El catalanismo clásico estaba pensado para gestionar la agresividad del Estado en un entorno de guerras y de limpiezas étnicas. El independentismo lo hizo envejecer poniendo en relación la libertad con una urna. También hizo otra cosa: sacó a los catalanes de su jaula de temores y les demostró que ni son cobardes, como decía el tópico, ni es verdad que el país sea más débil que los políticos, como decía Pujol.

Además, el éxito del referéndum puso de manifiesto que la democracia española no puede aguantar mucha más violencia que la que aplicó, inútilmente, el pasado el 1 de octubre —de lo contrario la policía no habría dejado el trabajo a medias. Eso hace que la estrategia de Madrid basada en la idea pujolista que el país preferirá morir poco a poco antes que defenderse con los medios a que haga falta, se base en un peligroso error de cálculo.

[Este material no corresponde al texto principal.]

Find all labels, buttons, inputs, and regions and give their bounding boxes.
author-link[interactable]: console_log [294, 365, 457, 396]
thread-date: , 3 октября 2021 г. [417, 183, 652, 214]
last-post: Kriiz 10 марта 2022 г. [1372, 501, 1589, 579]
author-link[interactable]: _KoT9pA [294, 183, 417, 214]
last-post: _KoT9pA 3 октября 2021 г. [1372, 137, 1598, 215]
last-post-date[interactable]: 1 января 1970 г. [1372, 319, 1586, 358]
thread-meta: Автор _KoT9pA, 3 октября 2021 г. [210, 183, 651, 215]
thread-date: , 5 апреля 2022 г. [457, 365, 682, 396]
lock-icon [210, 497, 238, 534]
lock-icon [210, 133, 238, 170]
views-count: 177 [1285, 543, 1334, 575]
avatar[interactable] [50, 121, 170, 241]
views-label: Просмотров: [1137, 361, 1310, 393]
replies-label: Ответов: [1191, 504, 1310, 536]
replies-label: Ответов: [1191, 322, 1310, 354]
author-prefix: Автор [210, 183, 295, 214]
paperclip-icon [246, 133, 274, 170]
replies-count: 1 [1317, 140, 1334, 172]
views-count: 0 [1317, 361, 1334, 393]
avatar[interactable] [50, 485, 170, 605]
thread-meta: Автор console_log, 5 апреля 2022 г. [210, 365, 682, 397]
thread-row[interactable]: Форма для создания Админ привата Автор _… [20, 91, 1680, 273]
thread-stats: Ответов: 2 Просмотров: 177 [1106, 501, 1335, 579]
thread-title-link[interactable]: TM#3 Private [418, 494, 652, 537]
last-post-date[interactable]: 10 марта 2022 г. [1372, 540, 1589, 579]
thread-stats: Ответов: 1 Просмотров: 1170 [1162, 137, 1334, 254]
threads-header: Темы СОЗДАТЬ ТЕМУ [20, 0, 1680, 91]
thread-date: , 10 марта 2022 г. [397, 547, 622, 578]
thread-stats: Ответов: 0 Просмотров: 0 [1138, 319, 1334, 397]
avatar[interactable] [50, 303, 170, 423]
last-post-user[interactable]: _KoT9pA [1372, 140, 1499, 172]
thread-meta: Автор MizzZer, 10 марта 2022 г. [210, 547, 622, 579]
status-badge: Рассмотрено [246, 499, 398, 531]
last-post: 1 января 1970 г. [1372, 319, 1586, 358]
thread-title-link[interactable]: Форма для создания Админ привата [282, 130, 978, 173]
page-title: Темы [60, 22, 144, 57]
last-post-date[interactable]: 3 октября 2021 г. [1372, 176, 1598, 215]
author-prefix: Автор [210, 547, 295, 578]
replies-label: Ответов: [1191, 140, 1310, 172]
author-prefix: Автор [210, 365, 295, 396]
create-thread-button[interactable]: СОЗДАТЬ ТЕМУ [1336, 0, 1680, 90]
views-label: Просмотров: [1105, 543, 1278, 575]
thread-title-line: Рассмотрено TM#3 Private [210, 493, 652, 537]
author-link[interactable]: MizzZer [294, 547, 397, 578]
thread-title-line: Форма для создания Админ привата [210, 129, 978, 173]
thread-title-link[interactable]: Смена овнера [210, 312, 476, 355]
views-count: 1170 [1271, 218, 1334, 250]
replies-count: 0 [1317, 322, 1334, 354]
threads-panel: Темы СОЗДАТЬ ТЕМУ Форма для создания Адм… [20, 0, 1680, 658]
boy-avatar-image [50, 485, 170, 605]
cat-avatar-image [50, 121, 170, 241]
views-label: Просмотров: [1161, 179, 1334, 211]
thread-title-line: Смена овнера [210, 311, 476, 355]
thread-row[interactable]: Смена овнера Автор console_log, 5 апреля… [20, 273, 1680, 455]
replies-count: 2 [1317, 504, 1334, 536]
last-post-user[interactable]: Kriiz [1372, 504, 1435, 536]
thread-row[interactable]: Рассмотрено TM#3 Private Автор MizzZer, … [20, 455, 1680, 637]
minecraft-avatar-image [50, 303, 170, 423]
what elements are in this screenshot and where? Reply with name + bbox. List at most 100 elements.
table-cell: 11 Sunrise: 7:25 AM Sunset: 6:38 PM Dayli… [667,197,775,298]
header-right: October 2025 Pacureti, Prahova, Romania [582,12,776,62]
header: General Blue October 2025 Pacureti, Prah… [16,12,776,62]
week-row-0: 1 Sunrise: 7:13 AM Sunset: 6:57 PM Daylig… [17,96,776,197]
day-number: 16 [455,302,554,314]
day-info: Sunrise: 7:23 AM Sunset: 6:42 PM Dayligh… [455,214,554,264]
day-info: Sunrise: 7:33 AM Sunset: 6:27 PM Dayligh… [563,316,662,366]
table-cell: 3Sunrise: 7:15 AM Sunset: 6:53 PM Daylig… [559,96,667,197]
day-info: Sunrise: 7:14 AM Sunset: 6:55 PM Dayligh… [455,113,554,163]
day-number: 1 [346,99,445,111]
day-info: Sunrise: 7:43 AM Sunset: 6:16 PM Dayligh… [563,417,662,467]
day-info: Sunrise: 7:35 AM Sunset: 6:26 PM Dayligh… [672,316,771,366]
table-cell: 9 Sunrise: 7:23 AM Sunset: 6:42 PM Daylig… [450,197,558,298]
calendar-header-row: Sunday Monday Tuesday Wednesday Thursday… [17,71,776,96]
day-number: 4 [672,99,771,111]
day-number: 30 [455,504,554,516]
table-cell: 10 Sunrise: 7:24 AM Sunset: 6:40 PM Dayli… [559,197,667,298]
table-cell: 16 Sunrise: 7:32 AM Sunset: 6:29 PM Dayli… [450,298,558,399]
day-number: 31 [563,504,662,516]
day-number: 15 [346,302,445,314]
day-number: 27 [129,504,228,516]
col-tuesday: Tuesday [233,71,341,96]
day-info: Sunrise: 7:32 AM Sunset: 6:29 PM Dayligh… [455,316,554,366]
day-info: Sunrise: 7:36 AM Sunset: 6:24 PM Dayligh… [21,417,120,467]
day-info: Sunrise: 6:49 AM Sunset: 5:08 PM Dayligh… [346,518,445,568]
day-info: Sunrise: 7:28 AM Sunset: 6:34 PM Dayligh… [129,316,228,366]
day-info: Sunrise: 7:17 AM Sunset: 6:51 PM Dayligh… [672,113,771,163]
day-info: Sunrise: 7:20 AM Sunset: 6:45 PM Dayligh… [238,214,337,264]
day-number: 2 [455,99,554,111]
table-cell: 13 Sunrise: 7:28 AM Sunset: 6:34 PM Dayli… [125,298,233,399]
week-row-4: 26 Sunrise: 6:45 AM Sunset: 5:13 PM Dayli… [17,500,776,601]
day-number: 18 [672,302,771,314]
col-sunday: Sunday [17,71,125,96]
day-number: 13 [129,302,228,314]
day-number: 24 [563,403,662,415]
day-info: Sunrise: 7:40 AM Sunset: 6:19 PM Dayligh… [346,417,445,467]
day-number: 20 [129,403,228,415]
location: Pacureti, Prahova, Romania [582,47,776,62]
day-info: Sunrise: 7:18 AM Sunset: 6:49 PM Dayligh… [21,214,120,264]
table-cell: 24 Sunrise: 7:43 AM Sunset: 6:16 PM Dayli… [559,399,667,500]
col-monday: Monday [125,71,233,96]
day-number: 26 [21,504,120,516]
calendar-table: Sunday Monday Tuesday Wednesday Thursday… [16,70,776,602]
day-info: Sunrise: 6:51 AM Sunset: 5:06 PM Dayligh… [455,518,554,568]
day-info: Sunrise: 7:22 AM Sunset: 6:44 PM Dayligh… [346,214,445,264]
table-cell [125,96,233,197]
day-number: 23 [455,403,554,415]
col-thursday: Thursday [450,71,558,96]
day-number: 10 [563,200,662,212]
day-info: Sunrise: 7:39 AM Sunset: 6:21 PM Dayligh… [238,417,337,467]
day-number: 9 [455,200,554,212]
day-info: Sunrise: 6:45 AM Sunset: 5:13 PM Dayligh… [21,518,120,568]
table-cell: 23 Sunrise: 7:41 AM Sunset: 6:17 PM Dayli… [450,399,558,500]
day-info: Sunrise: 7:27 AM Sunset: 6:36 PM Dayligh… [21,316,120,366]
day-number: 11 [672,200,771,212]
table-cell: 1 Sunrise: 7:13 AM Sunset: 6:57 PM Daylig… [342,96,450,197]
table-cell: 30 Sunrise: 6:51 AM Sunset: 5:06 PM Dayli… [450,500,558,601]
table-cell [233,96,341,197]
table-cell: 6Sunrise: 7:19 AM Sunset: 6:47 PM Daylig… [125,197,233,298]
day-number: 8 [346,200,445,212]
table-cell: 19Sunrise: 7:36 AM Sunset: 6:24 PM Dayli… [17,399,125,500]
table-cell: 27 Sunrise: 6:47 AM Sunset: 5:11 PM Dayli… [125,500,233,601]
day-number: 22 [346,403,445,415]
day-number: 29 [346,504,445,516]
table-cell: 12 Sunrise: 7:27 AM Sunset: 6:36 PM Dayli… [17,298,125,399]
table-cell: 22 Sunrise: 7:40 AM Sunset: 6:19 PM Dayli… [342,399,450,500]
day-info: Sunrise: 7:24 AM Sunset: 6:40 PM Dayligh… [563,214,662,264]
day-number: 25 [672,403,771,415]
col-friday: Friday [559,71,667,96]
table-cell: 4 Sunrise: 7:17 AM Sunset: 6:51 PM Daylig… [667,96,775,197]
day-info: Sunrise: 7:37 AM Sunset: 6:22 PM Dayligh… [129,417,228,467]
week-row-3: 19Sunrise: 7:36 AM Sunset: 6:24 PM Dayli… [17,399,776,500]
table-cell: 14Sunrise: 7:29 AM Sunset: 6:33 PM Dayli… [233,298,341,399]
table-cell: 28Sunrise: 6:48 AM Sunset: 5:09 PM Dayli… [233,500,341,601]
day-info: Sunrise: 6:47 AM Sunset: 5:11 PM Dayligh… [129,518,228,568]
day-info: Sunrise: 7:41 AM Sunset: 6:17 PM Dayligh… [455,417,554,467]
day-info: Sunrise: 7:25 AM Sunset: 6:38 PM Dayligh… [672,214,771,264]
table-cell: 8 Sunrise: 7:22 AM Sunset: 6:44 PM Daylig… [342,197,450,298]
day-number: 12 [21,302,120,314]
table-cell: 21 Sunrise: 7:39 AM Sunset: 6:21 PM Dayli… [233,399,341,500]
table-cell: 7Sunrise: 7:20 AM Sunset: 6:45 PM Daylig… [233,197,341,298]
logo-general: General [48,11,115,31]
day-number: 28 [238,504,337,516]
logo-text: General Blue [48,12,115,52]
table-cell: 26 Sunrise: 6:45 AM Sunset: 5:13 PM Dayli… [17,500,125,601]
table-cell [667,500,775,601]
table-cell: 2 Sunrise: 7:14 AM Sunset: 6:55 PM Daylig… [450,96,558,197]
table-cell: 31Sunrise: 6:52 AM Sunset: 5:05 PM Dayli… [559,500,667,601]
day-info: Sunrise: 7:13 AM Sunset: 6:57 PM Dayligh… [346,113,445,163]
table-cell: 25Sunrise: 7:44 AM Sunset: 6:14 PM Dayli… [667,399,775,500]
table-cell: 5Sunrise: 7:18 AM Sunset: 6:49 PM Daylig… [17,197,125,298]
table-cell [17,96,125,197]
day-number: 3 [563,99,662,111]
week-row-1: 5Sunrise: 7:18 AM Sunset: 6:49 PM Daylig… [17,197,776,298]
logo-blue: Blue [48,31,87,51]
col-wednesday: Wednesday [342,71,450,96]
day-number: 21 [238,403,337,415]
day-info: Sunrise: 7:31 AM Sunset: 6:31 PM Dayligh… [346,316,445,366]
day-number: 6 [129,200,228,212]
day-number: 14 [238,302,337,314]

Hasta la época de Pujol las estrategias descritas por Michonneau sirvieron para modernizar España a cuenta del empobrecimiento de la cultura catalana y del padecimiento del pueblo comprometido con el país. Ahora que hay un referéndum celebrado la situación es un poco diferente. En un entorno de democracia más o menos estable tarde o temprano alguien aplicará el resultado, por más fantasmas del pasado que los viejos caciques catalanistas hagan circular.

Como ya expliqué el viernes, más allá de sus intenciones, el frenazo en seco de Puigdemont ha roto el cuello a los fariseos del diálogo. Con la detención de Jordi Cuixart y de Jordi Sánchez se confirma que no se puede despreciar nunca la estupidez de los dirigentes españoles, para corregir nuestros errores. Aunque siempre cabe que alguien quiera aprovecharlo para ir a elecciones.